DEROULEMENT DES DEBATS
A l’audience publique, le juge des libertés et de la détention a procédé au rappel de l’identité des parties ;
Après avoir rappelé à la personne retenue les droits qui lui sont reconnus par le code de l’entrée et du séjour des étrangers et du droit d’asile pendant sa rétention et l’avoir informée des possibilités et des délais de recours contre toutes décisions le concernant ;
L’intéressé a été entendu en ses explications ;
Le représentant du préfet a été entendu en ses observations ;
L’avocat a été entendu en sa plaidoirie ;
Le représentant du préfet ayant répondu à l’avocat ;
L’étranger ayant eu la parole en dernier ;
EXPOSE DU LITIGE
Par décision en date du 17 novembre 2023 notifiée le même jour à 15 heures, l’autorité administrative a ordonné le placement de [C] [P] né le 19 mai 2003 à [Localité 3] (Pakistan) de nationalité pakistanaise en rétention dans des locaux ne relevant pas de l’administration pénitentiaire.
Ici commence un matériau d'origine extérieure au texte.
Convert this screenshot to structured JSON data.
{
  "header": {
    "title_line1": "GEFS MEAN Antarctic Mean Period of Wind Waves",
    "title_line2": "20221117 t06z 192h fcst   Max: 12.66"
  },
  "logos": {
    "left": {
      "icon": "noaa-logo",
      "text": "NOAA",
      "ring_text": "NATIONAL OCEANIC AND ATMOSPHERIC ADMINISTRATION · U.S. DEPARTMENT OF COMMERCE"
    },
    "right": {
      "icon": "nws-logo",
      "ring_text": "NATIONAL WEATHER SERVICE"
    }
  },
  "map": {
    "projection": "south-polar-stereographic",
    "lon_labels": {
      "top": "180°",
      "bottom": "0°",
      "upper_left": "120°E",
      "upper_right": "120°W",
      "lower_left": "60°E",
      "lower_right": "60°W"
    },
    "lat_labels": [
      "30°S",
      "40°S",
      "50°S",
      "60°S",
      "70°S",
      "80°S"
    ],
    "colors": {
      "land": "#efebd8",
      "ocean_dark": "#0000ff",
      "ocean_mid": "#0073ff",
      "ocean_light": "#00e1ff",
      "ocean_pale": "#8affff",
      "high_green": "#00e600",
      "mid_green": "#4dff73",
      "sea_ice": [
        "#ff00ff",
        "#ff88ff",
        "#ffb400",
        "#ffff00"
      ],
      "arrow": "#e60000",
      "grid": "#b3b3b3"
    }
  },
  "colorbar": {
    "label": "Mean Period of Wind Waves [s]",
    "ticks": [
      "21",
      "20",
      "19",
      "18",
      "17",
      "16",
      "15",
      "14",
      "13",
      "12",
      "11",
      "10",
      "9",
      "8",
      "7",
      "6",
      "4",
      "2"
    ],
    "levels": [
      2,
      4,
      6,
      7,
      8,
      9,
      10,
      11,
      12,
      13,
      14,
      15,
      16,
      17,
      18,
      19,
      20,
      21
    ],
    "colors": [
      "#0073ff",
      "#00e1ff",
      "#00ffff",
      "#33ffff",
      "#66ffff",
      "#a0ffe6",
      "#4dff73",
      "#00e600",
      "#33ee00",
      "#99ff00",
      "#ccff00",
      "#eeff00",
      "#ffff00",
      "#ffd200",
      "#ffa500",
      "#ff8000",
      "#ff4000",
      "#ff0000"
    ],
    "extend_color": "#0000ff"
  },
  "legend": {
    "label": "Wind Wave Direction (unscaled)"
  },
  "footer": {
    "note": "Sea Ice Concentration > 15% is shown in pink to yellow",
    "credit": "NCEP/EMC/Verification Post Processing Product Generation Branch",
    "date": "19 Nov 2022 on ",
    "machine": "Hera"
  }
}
Par décision rendue le 22 novembre 2023, le premier président de la Cour d’appel de DOUAI a confirmé la décision du juge des libertés et de la détention du 20 novembre ayant ordonné la prolongation de la rétention administrative de [C] [P] pour une durée maximale de vingt-huit jours.
Par décision rendue le 19 décembre 2023, le premier président de la Cour d’appel de DOUAI a confirmé la décision du juge des libertés et de la détention ayant ordonné le 18 décembre la prolongation de la rétention administrative de [C] [P] pour une durée maximale de trente jours.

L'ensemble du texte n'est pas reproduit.